The letter signatories say companies that disclose ahead of the implementation of these international requirements will place themselves at an advantage. They propose adopting one or more of the internationally recognized NPMs: Health Star Rating (Australia and New Zealand), Nutri-Score (EU) and the National Preventive Mechanism (UK).
“Following a shareholder resolution co-filed by ShareAction, 11 institutional investors and 100 individual shareholders, Unilever committed to publish information about the healthiness of its products against six government-endorsed nutrient profiling models,” Abrams explains.
“Meanwhile, Danone is among a growing number of food companies using internationally recognized methods, such as the Health Star Rating and Nutri-Score, to report on the healthiness of their sales globally, including their entire portfolio in the assessment.”
Public disclosures warranted
The signatories call for enhancing transparency through regular public disclosures of healthiness metrics.
This could be in the form of an annual report outlining an average NPM score, broken down by product category for the company’s global packaged product portfolio. This report would specify the total sales revenue and the percentage of sales from “healthier” and “less healthy” products.
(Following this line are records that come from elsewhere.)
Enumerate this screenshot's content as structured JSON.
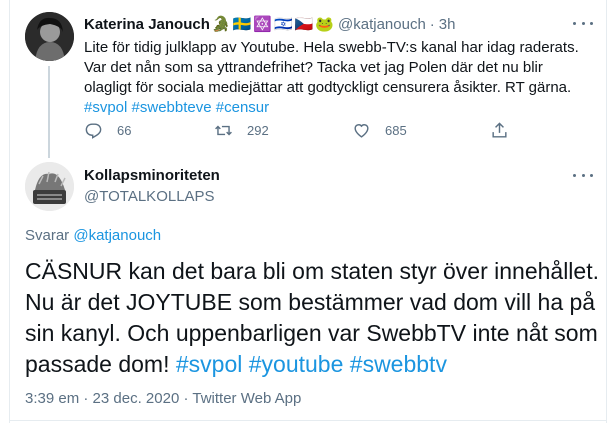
{
  "tweet1": {
    "name": "Katerina Janouch",
    "name_emojis": [
      "🐊",
      "🇸🇪",
      "🔯",
      "🇮🇱",
      "🇨🇿",
      "🐸"
    ],
    "handle": "@katjanouch",
    "separator": "·",
    "time": "3h",
    "text_plain": "Lite för tidig julklapp av Youtube. Hela swebb-TV:s kanal har idag raderats. Var det nån som sa yttrandefrihet? Tacka vet jag Polen där det nu blir olagligt för sociala mediejättar att godtyckligt censurera åsikter. RT gärna.",
    "hashtags": [
      "#svpol",
      "#swebbteve",
      "#censur"
    ],
    "actions": {
      "replies": "66",
      "retweets": "292",
      "likes": "685"
    }
  },
  "tweet2": {
    "name": "Kollapsminoriteten",
    "handle": "@TOTALKOLLAPS",
    "replying_prefix": "Svarar",
    "replying_to": "@katjanouch",
    "text_plain": "CÄSNUR kan det bara bli om staten styr över innehållet. Nu är det JOYTUBE som bestämmer vad dom vill ha på sin kanyl. Och uppenbarligen var SwebbTV inte nåt som passade dom!",
    "hashtags": [
      "#svpol",
      "#youtube",
      "#swebbtv"
    ],
    "time": "3:39 em",
    "separator": "·",
    "date": "23 dec. 2020",
    "source": "Twitter Web App"
  },
  "colors": {
    "link": "#1b95e0",
    "muted": "#5b7083",
    "text": "#0f1419",
    "border": "#e6ecf0"
  },
  "icons": {
    "reply": "reply-icon",
    "retweet": "retweet-icon",
    "like": "heart-icon",
    "share": "share-icon",
    "more": "more-icon"
  }
}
Earlier this year, a ShareAction-coordinated resolution from Nestlé shareholders also called on improving the healthiness of the company’s portfolio, criticism that Nestlé later rejected.
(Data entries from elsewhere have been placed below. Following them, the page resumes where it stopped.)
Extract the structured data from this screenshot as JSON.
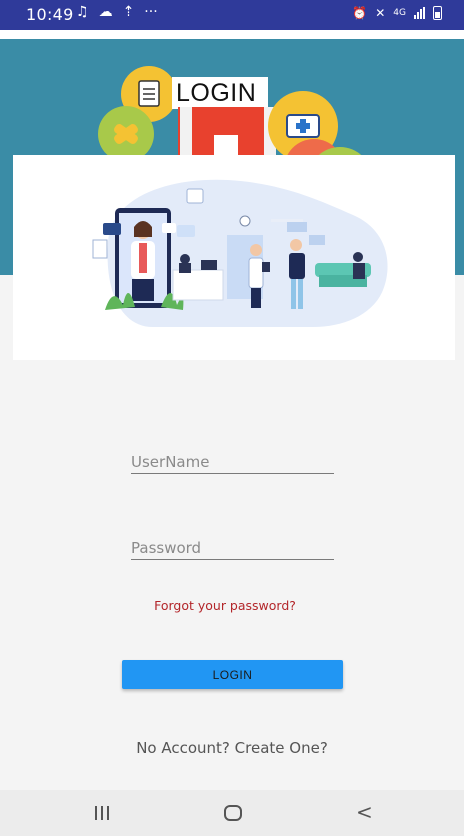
{
  "status_bar": {
    "time": "10:49",
    "left_icons": [
      "music-note-icon",
      "cloud-icon",
      "upload-icon",
      "more-dots-icon"
    ],
    "right_icons": [
      "alarm-icon",
      "mute-icon",
      "network-4g-icon",
      "signal-icon",
      "battery-icon"
    ],
    "network_label": "4G"
  },
  "header": {
    "title": "LOGIN",
    "background_color": "#3a8ca6"
  },
  "form": {
    "username_placeholder": "UserName",
    "password_placeholder": "Password",
    "forgot_password": "Forgot  your password?",
    "login_button": "LOGIN",
    "create_account": "No Account? Create One?"
  },
  "colors": {
    "status_bar": "#2f3a9a",
    "button": "#2196f3",
    "forgot_link": "#b3262a"
  },
  "nav_bar": {
    "icons": [
      "recents-icon",
      "home-icon",
      "back-icon"
    ]
  }
}
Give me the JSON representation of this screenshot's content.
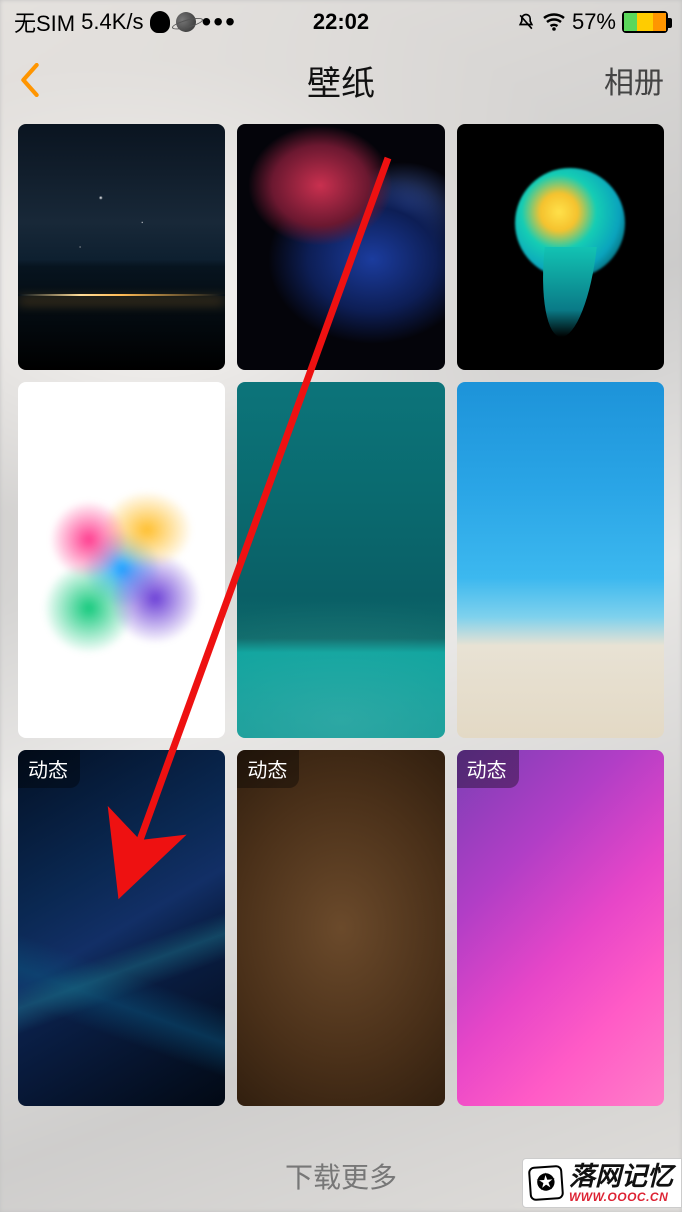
{
  "status": {
    "sim": "无SIM",
    "net_speed": "5.4K/s",
    "time": "22:02",
    "battery_pct": "57%"
  },
  "nav": {
    "title": "壁纸",
    "action": "相册"
  },
  "badges": {
    "dynamic": "动态"
  },
  "grid": {
    "items": [
      {
        "id": "night-sky"
      },
      {
        "id": "color-smoke"
      },
      {
        "id": "betta-fish"
      },
      {
        "id": "color-powder"
      },
      {
        "id": "teal-ocean"
      },
      {
        "id": "beach-aerial"
      },
      {
        "id": "blue-waves",
        "dynamic": true
      },
      {
        "id": "brown-abstract",
        "dynamic": true
      },
      {
        "id": "pink-gradient",
        "dynamic": true
      }
    ]
  },
  "footer": {
    "more": "下载更多"
  },
  "watermark": {
    "name_cn": "落网记忆",
    "url": "WWW.OOOC.CN"
  }
}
“The resolution filed at Nestlé this year was responsible investors concerned that Nestlé is overly reliant on the sales of unhealthy foods, which exposes them to material risks — and trying to get them to shift their sales,” Abrams tells Nutrition Insight.
“This letter makes a more basic ask that all investors should be onboard with increased disclosure and transparency. This is necessary for all investors to understand the extent to which these risks are priced into valuations, whether or not they want to engage with the companies on the topic or have a judgment on the preparation for incoming risks.”
“While this letter is not addressed to Nestlé, we hope it results in movement across the sector, and companies, including Nestlé, becoming more transparent about the healthiness of their sales.”